ひょっとしたら進行抑制程度の効果はあるのかもしれないが、症状改善に効果ありとは言えない結果だったようだ。

 

抗アミロイドβ抗体薬の失敗と同じ流れのような気が・・

 

昨年NEJMに掲載されたこの論文。

 

Phase 3 Trials of Solanezumab for Mild-to-Moderate Alzheimer's Disease — NEJM

 

軽度から中等度のアルツハイマー型認知症患者に対して、ソラネズマブというアミロイドβ産生を抑制する薬の治療効果を検証した試験だったが、思わしくない結果に終わっている。

 

  • レスベラトロール≒アミロイドβを脳から逃がす
  • ソラネズマブ≒アミロイドβを脳に溜まりにくくする

 

ざっとこのように考えてよさそうだが、いずれにせよどちらも

 

  既に発症してしまったアルツハイマー型認知症患者には効果が期待できない

 

ということから、この路線の薬剤(抗アミロイドβ系)は積極的治療目的というよりは、予防や進行抑制目的での使用となるだろう。

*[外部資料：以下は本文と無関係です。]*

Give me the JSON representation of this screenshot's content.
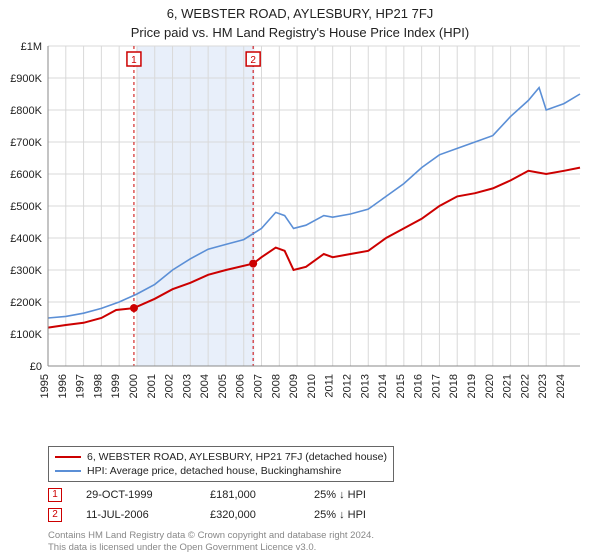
{
  "title_line1": "6, WEBSTER ROAD, AYLESBURY, HP21 7FJ",
  "title_line2": "Price paid vs. HM Land Registry's House Price Index (HPI)",
  "chart": {
    "type": "line",
    "background_color": "#ffffff",
    "grid_color": "#d9d9d9",
    "band_color": "#e8effa",
    "band_year_start": 2000,
    "band_year_end_fractional": 2006.6,
    "x_years": [
      1995,
      1996,
      1997,
      1998,
      1999,
      2000,
      2001,
      2002,
      2003,
      2004,
      2005,
      2006,
      2007,
      2008,
      2009,
      2010,
      2011,
      2012,
      2013,
      2014,
      2015,
      2016,
      2017,
      2018,
      2019,
      2020,
      2021,
      2022,
      2023,
      2024
    ],
    "xlim": [
      1995,
      2024.9
    ],
    "ylim": [
      0,
      1000000
    ],
    "ytick_step": 100000,
    "ytick_labels": [
      "£0",
      "£100K",
      "£200K",
      "£300K",
      "£400K",
      "£500K",
      "£600K",
      "£700K",
      "£800K",
      "£900K",
      "£1M"
    ],
    "tick_fontsize": 11,
    "series": [
      {
        "name": "subject",
        "label": "6, WEBSTER ROAD, AYLESBURY, HP21 7FJ (detached house)",
        "color": "#cc0000",
        "line_width": 2,
        "points": [
          [
            1995,
            120000
          ],
          [
            1996,
            128000
          ],
          [
            1997,
            135000
          ],
          [
            1998,
            150000
          ],
          [
            1998.83,
            175000
          ],
          [
            1999.83,
            181000
          ],
          [
            2001,
            210000
          ],
          [
            2002,
            240000
          ],
          [
            2003,
            260000
          ],
          [
            2004,
            285000
          ],
          [
            2005,
            300000
          ],
          [
            2006.53,
            320000
          ],
          [
            2007,
            340000
          ],
          [
            2007.8,
            370000
          ],
          [
            2008.3,
            360000
          ],
          [
            2008.8,
            300000
          ],
          [
            2009.5,
            310000
          ],
          [
            2010.5,
            350000
          ],
          [
            2011,
            340000
          ],
          [
            2012,
            350000
          ],
          [
            2013,
            360000
          ],
          [
            2014,
            400000
          ],
          [
            2015,
            430000
          ],
          [
            2016,
            460000
          ],
          [
            2017,
            500000
          ],
          [
            2018,
            530000
          ],
          [
            2019,
            540000
          ],
          [
            2020,
            555000
          ],
          [
            2021,
            580000
          ],
          [
            2022,
            610000
          ],
          [
            2023,
            600000
          ],
          [
            2024,
            610000
          ],
          [
            2024.9,
            620000
          ]
        ]
      },
      {
        "name": "hpi",
        "label": "HPI: Average price, detached house, Buckinghamshire",
        "color": "#5b8fd6",
        "line_width": 1.6,
        "points": [
          [
            1995,
            150000
          ],
          [
            1996,
            155000
          ],
          [
            1997,
            165000
          ],
          [
            1998,
            180000
          ],
          [
            1999,
            200000
          ],
          [
            2000,
            225000
          ],
          [
            2001,
            255000
          ],
          [
            2002,
            300000
          ],
          [
            2003,
            335000
          ],
          [
            2004,
            365000
          ],
          [
            2005,
            380000
          ],
          [
            2006,
            395000
          ],
          [
            2007,
            430000
          ],
          [
            2007.8,
            480000
          ],
          [
            2008.3,
            470000
          ],
          [
            2008.8,
            430000
          ],
          [
            2009.5,
            440000
          ],
          [
            2010.5,
            470000
          ],
          [
            2011,
            465000
          ],
          [
            2012,
            475000
          ],
          [
            2013,
            490000
          ],
          [
            2014,
            530000
          ],
          [
            2015,
            570000
          ],
          [
            2016,
            620000
          ],
          [
            2017,
            660000
          ],
          [
            2018,
            680000
          ],
          [
            2019,
            700000
          ],
          [
            2020,
            720000
          ],
          [
            2021,
            780000
          ],
          [
            2022,
            830000
          ],
          [
            2022.6,
            870000
          ],
          [
            2023,
            800000
          ],
          [
            2024,
            820000
          ],
          [
            2024.9,
            850000
          ]
        ]
      }
    ],
    "sale_markers": [
      {
        "num": "1",
        "year_fractional": 1999.83,
        "price": 181000
      },
      {
        "num": "2",
        "year_fractional": 2006.53,
        "price": 320000
      }
    ],
    "marker_color": "#cc0000",
    "marker_box_bg": "#ffffff",
    "marker_dashed_color": "#cc0000"
  },
  "legend": {
    "items": [
      {
        "color": "#cc0000",
        "width": 2,
        "label": "6, WEBSTER ROAD, AYLESBURY, HP21 7FJ (detached house)"
      },
      {
        "color": "#5b8fd6",
        "width": 1.6,
        "label": "HPI: Average price, detached house, Buckinghamshire"
      }
    ]
  },
  "sales_table": {
    "rows": [
      {
        "num": "1",
        "date": "29-OCT-1999",
        "price": "£181,000",
        "delta": "25% ↓ HPI"
      },
      {
        "num": "2",
        "date": "11-JUL-2006",
        "price": "£320,000",
        "delta": "25% ↓ HPI"
      }
    ]
  },
  "footer_line1": "Contains HM Land Registry data © Crown copyright and database right 2024.",
  "footer_line2": "This data is licensed under the Open Government Licence v3.0."
}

恐らく他剤との併用が前提となるのかな。

 

もしこれらの薬剤が発売されたとして、果たして自分が患者さんに積極的に使うかどうか?

 

アルツハイマー型認知症の発症閾値(どれぐらいアミロイドβが蓄積したらアルツハイマー型認知症を発症するか)が不明な以上は、恐らく使わないと思います。

 

今のところ期待したいのは、タウブロッカーですね。